Cinco herramientas para construir investigación en la era de la IA
LuminAI funciona a través de cinco soluciones especializadas que combinan datos, automatización e IA generativa para distintos tipos de análisis e investigación:
- Cosmos
El sistema diseñado para explorar grandes volúmenes de información y detectar patrones culturales, sociales y de consumo. Funciona como un radar de tendencias capaz de conectar señales dispersas y convertirlas en insights accionables para marcas y estrategias. - Vibes
Una herramienta enfocada en entender conversaciones, percepciones y comportamientos digitales en tiempo real. Analiza comunidades, lenguaje y sentimiento para detectar cómo evolucionan los códigos culturales y qué está moviendo realmente a las audiencias. - Pulse
El observatorio pensado para monitorizar el mercado de forma continua.

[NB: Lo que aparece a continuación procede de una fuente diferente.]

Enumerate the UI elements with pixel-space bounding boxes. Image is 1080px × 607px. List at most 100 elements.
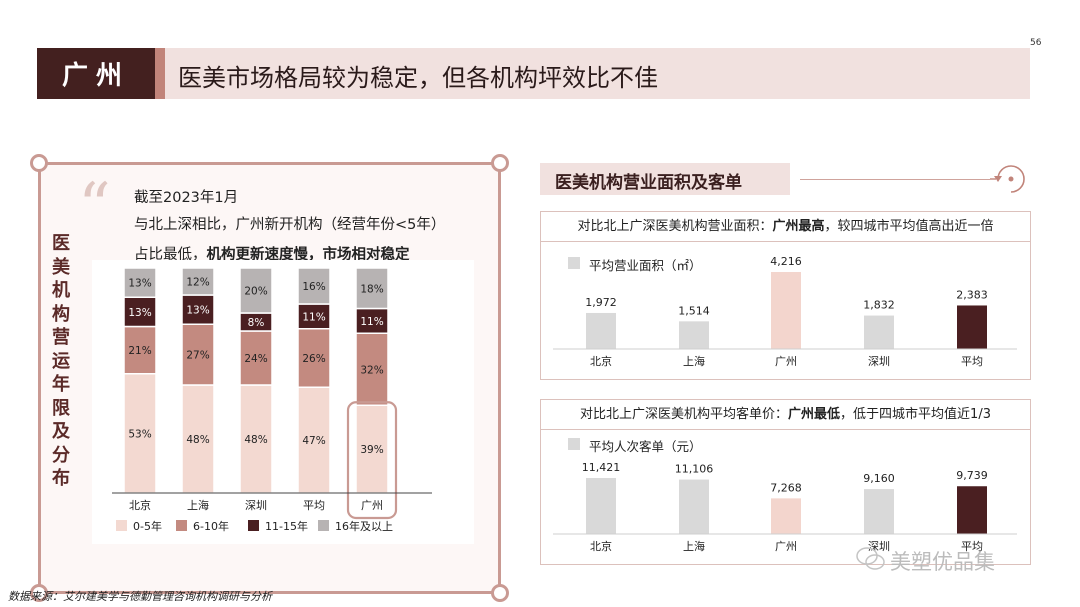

Permite seguir categorías, competidores y tendencias emergentes casi en tiempo real, generando una fotografía dinámica del contexto en el que operan las marcas. - Journeys
La solución orientada a mapear el recorrido completo del consumidor. Desde el descubrimiento hasta la conversión, la herramienta identifica puntos de fricción, momentos clave y patrones de comportamiento para entender mejor cómo se toman las decisiones. - SyntheticLab
Probablemente una de las propuestas más innovadoras del ecosistema. Utiliza personas sintéticas construidas a partir de datos reales para simular comportamientos, testar hipótesis y explorar escenarios estratégicos sin necesidad de recurrir constantemente a investigación tradicional.
De la investigación tradicional a los sistemas de inteligencia escalable
El gran salto actual no está únicamente en la IA generativa, sino en la convergencia tecnológica que la rodea. Modelos avanzados con mayor capacidad de razonamiento, protocolos que permiten conectar la IA con sistemas externos y nuevas capas de control que hacen los resultados más fiables y reproducibles.
La consecuencia es que muchas tareas tradicionalmente lentas, manuales o difíciles de escalar empiezan a ejecutarse de forma mucho más ágil sin perder sofisticación estratégica. En el caso de Omnicom Media, aseguran haber reducido hasta un 70% el tiempo dedicado a determinadas tareas de investigación y análisis.
Pero el discurso evita caer en el relato puramente eficientista. La reducción de tiempos no aparece como el gran titular, sino como la condición necesaria para dedicar más recursos al pensamiento estratégico y a la generación de valor. La IA libera tiempo operativo para elevar el nivel del análisis.
Ese enfoque también tiene impacto directo en el negocio. Según explican, estas capacidades están ayudando a posicionar a la compañía como un partner más ágil y avanzado en procesos de new business, además de permitir la comercialización de productos de investigación más sofisticados con menos fricción operativa.
Otro de los aspectos más llamativos de la sesión es la insistencia en que la tecnología ya está preparada. Durante años, muchas de estas promesas parecían conceptuales o demasiado verdes para aterrizarse en entornos reales. Ahora, sin embargo, la sensación que dejan Merchante y Gómez es muy distinta: la infraestructura tecnológica ya permite trabajar de otra manera.
El destino, concluyen, no se predice; se construye. «La máquina no sustituye al humano sino que le ayuda a que tenga más tiempo para recolectar un insight más valioso. Es una automatización del tiempo, pero liberar tiempo para pensar», concluye Mapi Merchante.